Nachdem die Alabama Shakes um Frontsängerin Brittany Howard letztes Jahr im August mit Another Life ihren ersten neuen Song seit zehn Jahren veröffentlichten, folgt nun mit American Dream ein weiterer Song, der alles andere als normal für das Südstaaten-Trio ist und ein Bild von Amerika zeichnet, das von Waffengewalt der Staatsorgane gegen die eigene Bevölkerung, von Anti-Abtreibungsgesetzen und Trumps Fantasien rund um Umbaumaßnahmen am Weißen Haus erzählt.

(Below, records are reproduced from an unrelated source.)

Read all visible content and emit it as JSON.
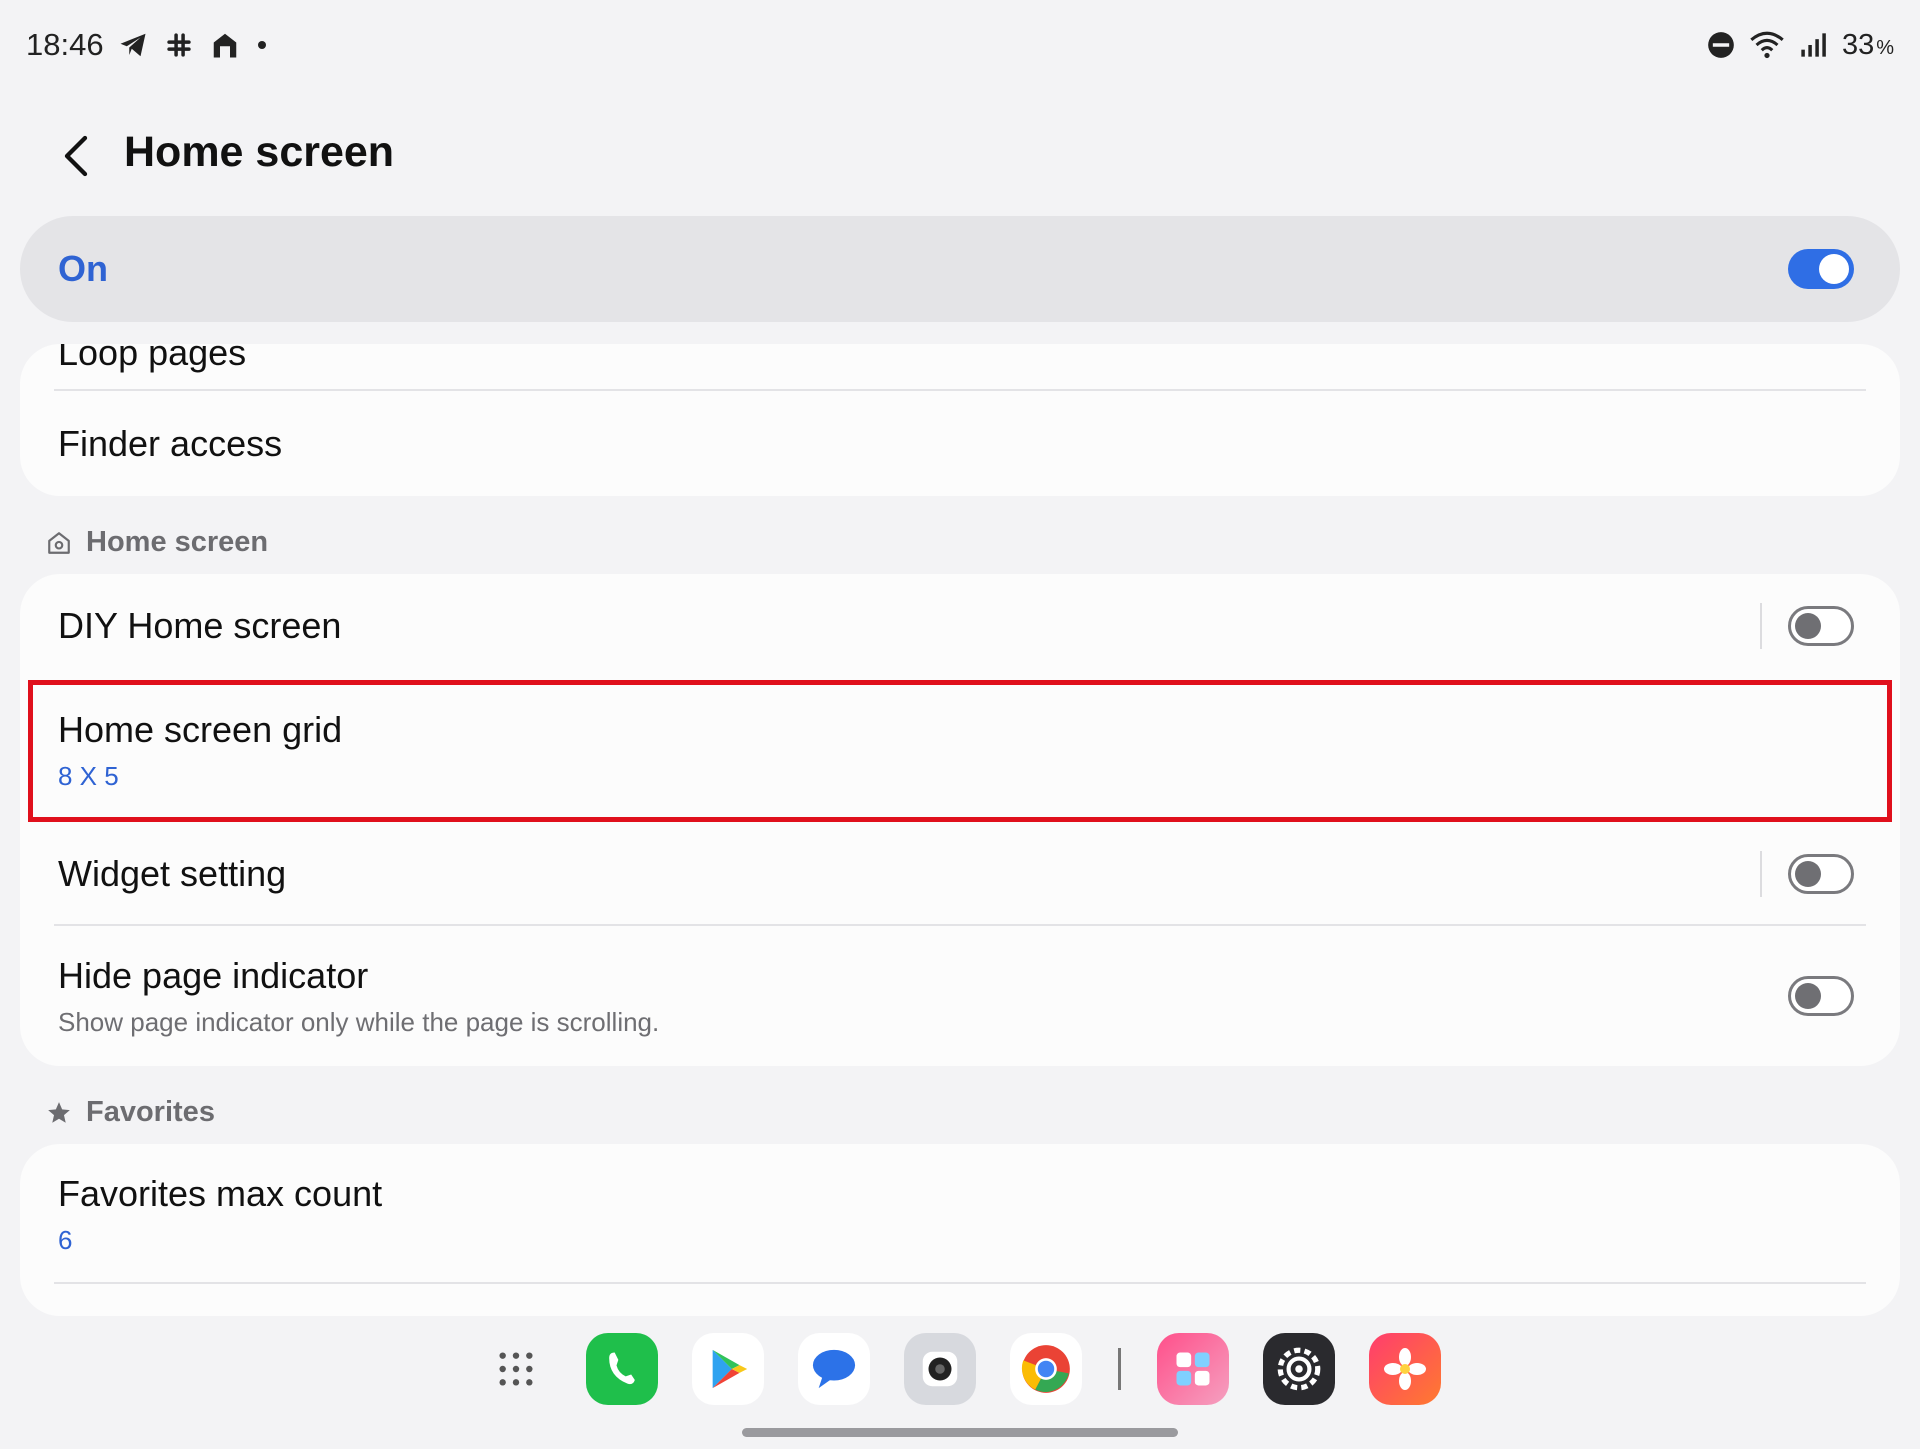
{
  "status_bar": {
    "time": "18:46",
    "battery_value": "33",
    "battery_unit": "%"
  },
  "header": {
    "title": "Home screen"
  },
  "master_switch": {
    "label": "On",
    "state": "on",
    "accent_color": "#2f6ee5"
  },
  "top_card": {
    "partial_label": "Loop pages",
    "finder_access": "Finder access"
  },
  "home_screen_section": {
    "header": "Home screen",
    "items": {
      "diy_home_screen": {
        "title": "DIY Home screen",
        "toggle": "off"
      },
      "home_screen_grid": {
        "title": "Home screen grid",
        "value": "8 X 5"
      },
      "widget_setting": {
        "title": "Widget setting",
        "toggle": "off"
      },
      "hide_page_indicator": {
        "title": "Hide page indicator",
        "subtitle": "Show page indicator only while the page is scrolling.",
        "toggle": "off"
      }
    }
  },
  "favorites_section": {
    "header": "Favorites",
    "items": {
      "favorites_max_count": {
        "title": "Favorites max count",
        "value": "6"
      }
    }
  },
  "dock": {
    "apps": [
      "app-drawer",
      "phone",
      "play-store",
      "messages",
      "camera",
      "chrome",
      "good-lock",
      "settings",
      "gallery"
    ]
  },
  "highlight_color": "#e0101c"
}
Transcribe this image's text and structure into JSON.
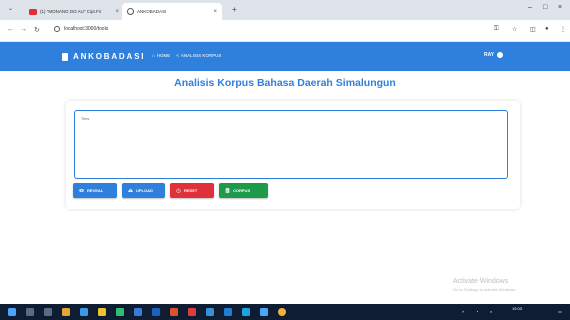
{
  "browser": {
    "tabs": [
      {
        "title": "(1) \"MONANG DO AU\" Cipt.Fir",
        "icon": "youtube-icon"
      },
      {
        "title": "ANKOBADASI",
        "icon": "globe-icon"
      }
    ],
    "url": "localhost:3000/tools"
  },
  "navbar": {
    "brand": "ANKOBADASI",
    "links": [
      {
        "label": "HOME",
        "icon": "home-icon"
      },
      {
        "label": "ANALISIS KORPUS",
        "icon": "share-icon"
      }
    ],
    "user": "RAY",
    "color": "#2f7fdc"
  },
  "main": {
    "title": "Analisis Korpus Bahasa Daerah Simalungun",
    "textarea_placeholder": "Teks",
    "buttons": [
      {
        "label": "REVEAL",
        "icon": "eye-icon",
        "color": "#2f7fdc"
      },
      {
        "label": "UPLOAD",
        "icon": "cloud-upload-icon",
        "color": "#2f7fdc"
      },
      {
        "label": "RESET",
        "icon": "power-icon",
        "color": "#e0303a"
      },
      {
        "label": "CORPUS",
        "icon": "document-icon",
        "color": "#1e9a4b"
      }
    ]
  },
  "watermark": {
    "line1": "Activate Windows",
    "line2": "Go to Settings to activate Windows."
  },
  "taskbar": {
    "time": "19.03"
  }
}
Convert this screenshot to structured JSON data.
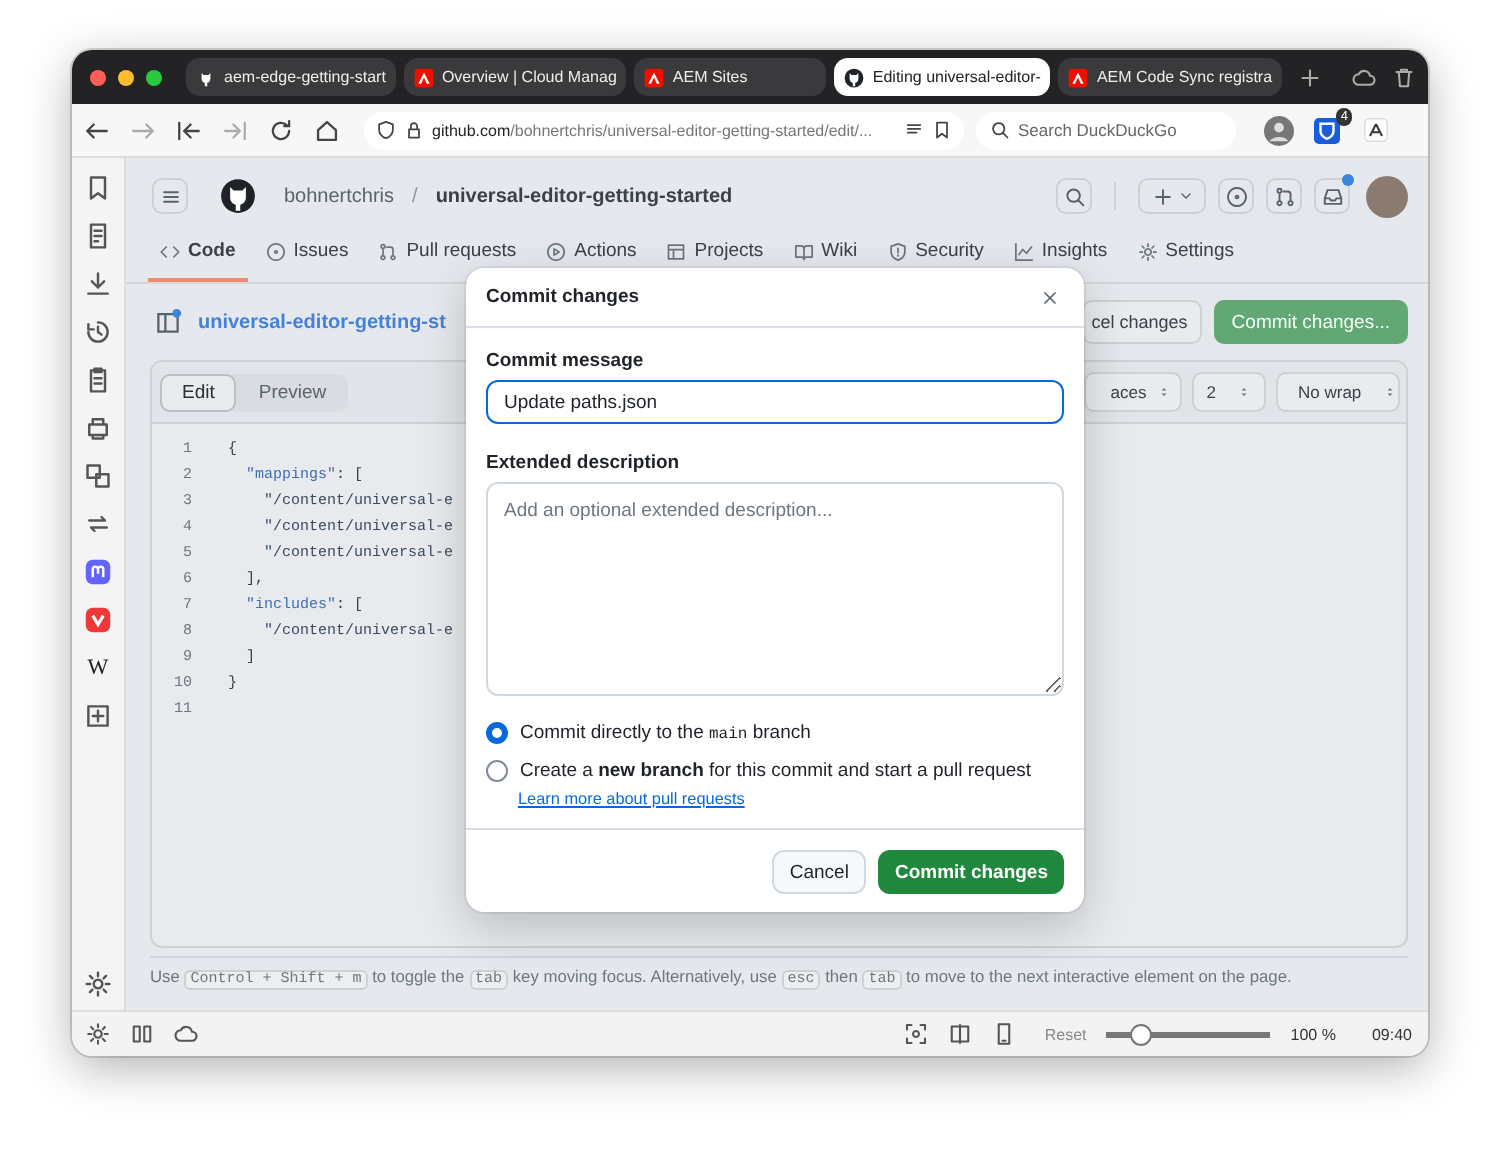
{
  "browser": {
    "tabs": [
      {
        "title": "aem-edge-getting-start",
        "kind": "github",
        "selected": false
      },
      {
        "title": "Overview | Cloud Manag",
        "kind": "adobe",
        "selected": false
      },
      {
        "title": "AEM Sites",
        "kind": "adobe",
        "selected": false
      },
      {
        "title": "Editing universal-editor-",
        "kind": "github",
        "selected": true
      },
      {
        "title": "AEM Code Sync registra",
        "kind": "adobe",
        "selected": false
      }
    ],
    "url": {
      "host": "github.com",
      "path": "/bohnertchris/universal-editor-getting-started/edit/..."
    },
    "search": {
      "placeholder": "Search DuckDuckGo"
    },
    "extension_badge": "4"
  },
  "sidebar": {
    "wiki_letter": "W"
  },
  "github": {
    "owner": "bohnertchris",
    "separator": "/",
    "repo": "universal-editor-getting-started",
    "inbox_unread": true,
    "nav": [
      {
        "label": "Code",
        "selected": true
      },
      {
        "label": "Issues",
        "selected": false
      },
      {
        "label": "Pull requests",
        "selected": false
      },
      {
        "label": "Actions",
        "selected": false
      },
      {
        "label": "Projects",
        "selected": false
      },
      {
        "label": "Wiki",
        "selected": false
      },
      {
        "label": "Security",
        "selected": false
      },
      {
        "label": "Insights",
        "selected": false
      },
      {
        "label": "Settings",
        "selected": false
      }
    ],
    "file_name": "universal-editor-getting-st",
    "cancel_button": "cel changes",
    "commit_button": "Commit changes...",
    "editor": {
      "tabs": [
        {
          "label": "Edit",
          "selected": true
        },
        {
          "label": "Preview",
          "selected": false
        }
      ],
      "selects": [
        "aces",
        "2",
        "No wrap"
      ],
      "lines": [
        {
          "number": "1",
          "parts": [
            {
              "text": "{",
              "kind": "plain"
            }
          ]
        },
        {
          "number": "2",
          "parts": [
            {
              "text": "  \"mappings\"",
              "kind": "key"
            },
            {
              "text": ": [",
              "kind": "plain"
            }
          ]
        },
        {
          "number": "3",
          "parts": [
            {
              "text": "    \"/content/universal-e",
              "kind": "string"
            }
          ]
        },
        {
          "number": "4",
          "parts": [
            {
              "text": "    \"/content/universal-e",
              "kind": "string"
            }
          ]
        },
        {
          "number": "5",
          "parts": [
            {
              "text": "    \"/content/universal-e",
              "kind": "string"
            }
          ]
        },
        {
          "number": "6",
          "parts": [
            {
              "text": "  ],",
              "kind": "plain"
            }
          ]
        },
        {
          "number": "7",
          "parts": [
            {
              "text": "  \"includes\"",
              "kind": "key"
            },
            {
              "text": ": [",
              "kind": "plain"
            }
          ]
        },
        {
          "number": "8",
          "parts": [
            {
              "text": "    \"/content/universal-e",
              "kind": "string"
            }
          ]
        },
        {
          "number": "9",
          "parts": [
            {
              "text": "  ]",
              "kind": "plain"
            }
          ]
        },
        {
          "number": "10",
          "parts": [
            {
              "text": "}",
              "kind": "plain"
            }
          ]
        },
        {
          "number": "11"
        }
      ]
    },
    "hint": [
      {
        "text": "Use ",
        "kind": "text"
      },
      {
        "text": "Control + Shift + m",
        "kind": "key"
      },
      {
        "text": " to toggle the ",
        "kind": "text"
      },
      {
        "text": "tab",
        "kind": "key"
      },
      {
        "text": " key moving focus. Alternatively, use ",
        "kind": "text"
      },
      {
        "text": "esc",
        "kind": "key"
      },
      {
        "text": " then ",
        "kind": "text"
      },
      {
        "text": "tab",
        "kind": "key"
      },
      {
        "text": " to move to the next interactive element on the page.",
        "kind": "text"
      }
    ]
  },
  "dialog": {
    "title": "Commit changes",
    "message_label": "Commit message",
    "message_value": "Update paths.json",
    "description_label": "Extended description",
    "description_placeholder": "Add an optional extended description...",
    "options": [
      {
        "selected": true,
        "parts": [
          {
            "text": "Commit directly to the ",
            "kind": "text"
          },
          {
            "text": "main",
            "kind": "code"
          },
          {
            "text": " branch",
            "kind": "text"
          }
        ]
      },
      {
        "selected": false,
        "parts": [
          {
            "text": "Create a ",
            "kind": "text"
          },
          {
            "text": "new branch",
            "kind": "bold"
          },
          {
            "text": " for this commit and start a pull request",
            "kind": "text"
          }
        ]
      }
    ],
    "link": "Learn more about pull requests",
    "cancel": "Cancel",
    "submit": "Commit changes"
  },
  "status_bar": {
    "reset": "Reset",
    "zoom": {
      "level": 0.2
    },
    "zoom_reading": "100 %",
    "time": "09:40"
  }
}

Das eigentlich Spannende ist, dass die Band, die aus Athens in Alabama am Golf von Mexiko kommt, damit einen Protestsong gegen die aktuelle Regierung veröffentlicht und selbst aus einem Bundesstaat stammt, in dem die große Mehrheit eben diese Regierung gewählt hat. Auf großer Bühne hatten das zuletzt die Dixie Chicks und Madonna zum Irakkrieg getan und wurden danach angefeindet; wurden ihre Tonträger zu Tausenden vor Radiostationen verbrannt.
American Dream ist eine Momentaufnahme dessen, was wir im Jahr 2026 durchleben. Ich schaue mich um und frage mich, wie wir an einen Punkt gekommen sind, an dem es so viel Belastung und so wenig Unterstützung gibt. Ich meine, es sollte nicht unmöglich sein, sich frei zu nehmen, um sein Kind zum Arzt zu bringen – das ist eigentlich verrückt. Meine Hoffnung ist, dass die Leute dieses Lied eines Tages hören und sagen: „Ja, damals war alles ziemlich heftig, aber wir haben es geschafft.“, so Howard über den Song.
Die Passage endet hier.